Vous êtes agrégée de lettres classiques, vous vous êtes engagée dans la politique, vous dirigez maintenant l’ANLCI…  Que faites-vous là, aujourd’hui ?

J’ai toujours rêvé d’être boulangère à San Diego. Je me suis souvent demandé pourquoi… Peut-être, outre le goût des voyages, parce que j’admire ceux qui réussissent à produire les choses essentielles à la vie de tous les jours et dont on sous-estime le talent. Lorsqu’on oriente les jeunes dans le système scolaire, le choix du métier de boulanger n’est pas regardé par tous comme un premier choix. Cette façon de juger avec condescendance ceux qui ne sont pas les plus diplômés… C’est une vraie discrimination, et toutes les formes de discriminations sont à combattre. Les gens sont mis dans des cases. Or je suis toujours partie du principe qu’il fallait regarder de la même façon celui qui est en face de vous, quel que soit son niveau de culture. J’ai été élevée dans une famille avec des parents militants à l’Action catholique. Puis, j’ai été à la JEC (Jeunesse étudiante chrétienne). J’y ai appris que celui qui était en face de moi était mon égal. Quel qu’il soit. J’essaie de mettre cela en pratique. C’est peut-être pour cela que le problème de l’illettrisme m’a autant touchée. J’ai aussi retenu qu’il fallait avoir de l’ambition mais pas seulement pour soi : pour les autres et avec les autres. Je me suis donc engagée dans des associations puis dans le mouvement gaulliste dont les valeurs étaient en harmonie avec mes convictions. Cet engagement m’a amenée à prendre des responsabilités, à être élue maire d’un arrondissement de Lyon, conseiller régional de Rhône-Alpes. Des responsabilités que j’ai exercées tant que j’ai pu le faire en accord avec mes convictions. C’est pourquoi, lorsqu’il a fallu faire des alliances incompatibles avec mes convictions (l’alliance avec le Front national), j’ai préféré m’arrêter et revenir à d’autres activités et engagements.

L’ANLCI a été créée fin 2000. Que se passait-il avant ?

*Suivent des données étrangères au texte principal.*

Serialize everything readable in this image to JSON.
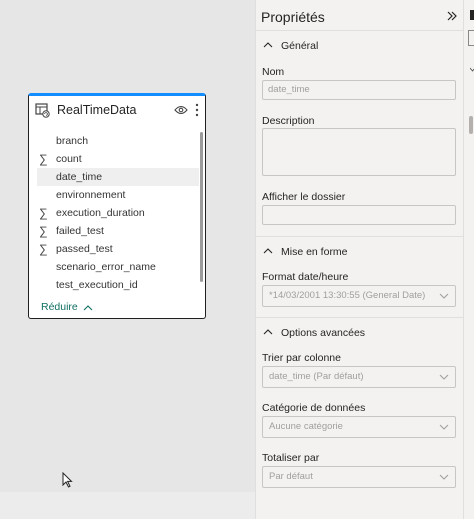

Beaucoup de choses, un peu partout, mais nous manquions de chiffres, d’organisation et d’outillage. Le père Joseph Wresinski (ATD Quart Monde) avait été le premier à lancer un cri d’alarme : en France, des hommes et des femmes étaient confrontés à l’illettrisme. Mais bien qu’il ait précisé qu’il s’agissait de personnes qui, après avoir pourtant été scolarisées dans notre pays, ne savaient plus lire, écrire ou compter, tous dans la lutte contre l’illettrisme ne parlaient pas forcément de la même chose. Ou des mêmes gens. Beaucoup confondaient le cas de gens ne pouvant être autonomes dans des situations simples de la vie quotidienne avec le problème des immigrés ne parlant pas le français. Ils pensaient que l’illettrisme était un problème d’apprentissage du français langue étrangère. Or, pour bien traiter un problème, il faut d’abord le définir : être illettré, c’est ne pas pouvoir lire un devoir après l’école, une consigne d’hygiène ou de sécurité au travail, faire un calcul simple, retirer seul de l’argent à un distributeur automatique…

Par où commencer alors ?

Pour savoir quelle ampleur doit revêtir l’action, il faut disposer d’informations précises : combien de personnes sont concernées, qui elles sont, où elles vivent, ce qu’elles font. Il faut aussi identifier les moyens ou les pratiques pour venir à bout du problème et le prévenir. C’est ce que nous avons fait en réalisant avec l’INSEE une enquête nationale (c’était une première) pour mieux connaître ces 3 100 000 personnes concernées — un chiffre impressionnant ! Nous avons proposé une répartition de la tâche entre tous ceux qui pouvaient y contribuer au niveau national. Et nous avons proposé des plans régionaux. Enfin, pour ne pas perdre de temps à réinventer des solutions qui existaient déjà, nous avons mobilisé un grand nombre d’acteurs de terrain dans le cadre d’un grand Forum permanent des pratiques, 3 000 sur la session 2008-2010.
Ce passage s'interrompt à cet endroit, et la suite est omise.